Hosting a DIY workshop event so close to the success of Back to Basics seemed like there might be a chance for burnout. Only two months after B2B, we hosted our first spring Resilient Action Day Friday, March 27. If participants reactions are any indication, we needn't have worried.

With an increase in workshop options compared to our fall RAD event, there were more ways for people to be able to get their hands dirty. Here's some highlights!

Two of the most popular workshops were hosted by Sue Peterson from Azariah Acres in Pierz, MN. She talked fresh herbs and food preservation. Participants were encouraged to choose seeds that they wanted to see grow through the summer.

There were plenty of workshops for the animal lover. In one workshop, participants learned everything about bats. They even had time to create a bat house to take home.

Monarch butterflies are becoming less and less a sight to see in Minnesota. Coralee Cox and Beth Hippert from the Crow Wing Soil and Water Conservation District were able to share different plants that can entice monarchs to visit your neighborhood.

Mushroom cultivation can be a great way to get outdoors.

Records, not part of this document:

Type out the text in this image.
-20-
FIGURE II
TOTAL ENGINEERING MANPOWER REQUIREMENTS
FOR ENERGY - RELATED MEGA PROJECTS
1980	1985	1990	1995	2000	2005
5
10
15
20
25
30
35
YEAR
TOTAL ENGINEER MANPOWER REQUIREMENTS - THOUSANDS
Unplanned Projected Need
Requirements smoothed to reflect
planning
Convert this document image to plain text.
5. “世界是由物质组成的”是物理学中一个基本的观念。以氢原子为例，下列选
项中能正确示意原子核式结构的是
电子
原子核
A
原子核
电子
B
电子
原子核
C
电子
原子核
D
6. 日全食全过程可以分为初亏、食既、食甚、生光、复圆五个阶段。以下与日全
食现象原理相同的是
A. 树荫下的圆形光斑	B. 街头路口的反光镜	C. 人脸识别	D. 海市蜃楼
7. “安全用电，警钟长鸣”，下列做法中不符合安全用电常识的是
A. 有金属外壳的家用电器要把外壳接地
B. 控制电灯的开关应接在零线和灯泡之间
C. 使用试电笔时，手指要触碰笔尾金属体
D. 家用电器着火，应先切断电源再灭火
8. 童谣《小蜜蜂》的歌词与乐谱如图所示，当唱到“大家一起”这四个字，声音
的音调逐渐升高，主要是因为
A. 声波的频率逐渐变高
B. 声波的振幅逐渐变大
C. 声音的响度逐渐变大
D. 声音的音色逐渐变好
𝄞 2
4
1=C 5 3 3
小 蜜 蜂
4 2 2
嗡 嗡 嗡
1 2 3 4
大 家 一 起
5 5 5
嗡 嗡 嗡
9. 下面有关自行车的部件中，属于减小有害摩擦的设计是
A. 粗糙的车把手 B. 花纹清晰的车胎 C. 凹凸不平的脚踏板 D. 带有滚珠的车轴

Participants had a chance to inoculate their very own miatake mushroom logs to take home. Here you can see Matt Ratliff of Fruit, Nuts, & Vegetables Farm demonstrate how large in diameter you'd like your log to be.

Hannah K. encouraged participants to make their very own condiments. Recipes demonstrated ranged from ketchup to mustard to mayo to salad dressing. They got to take their creations home to try for dinner.

Jim C. and Diana Kuklinski talked at length on permaculture. They went for a permaculture walk and offered advice on ways to maintain a permaculture environment in their own homes.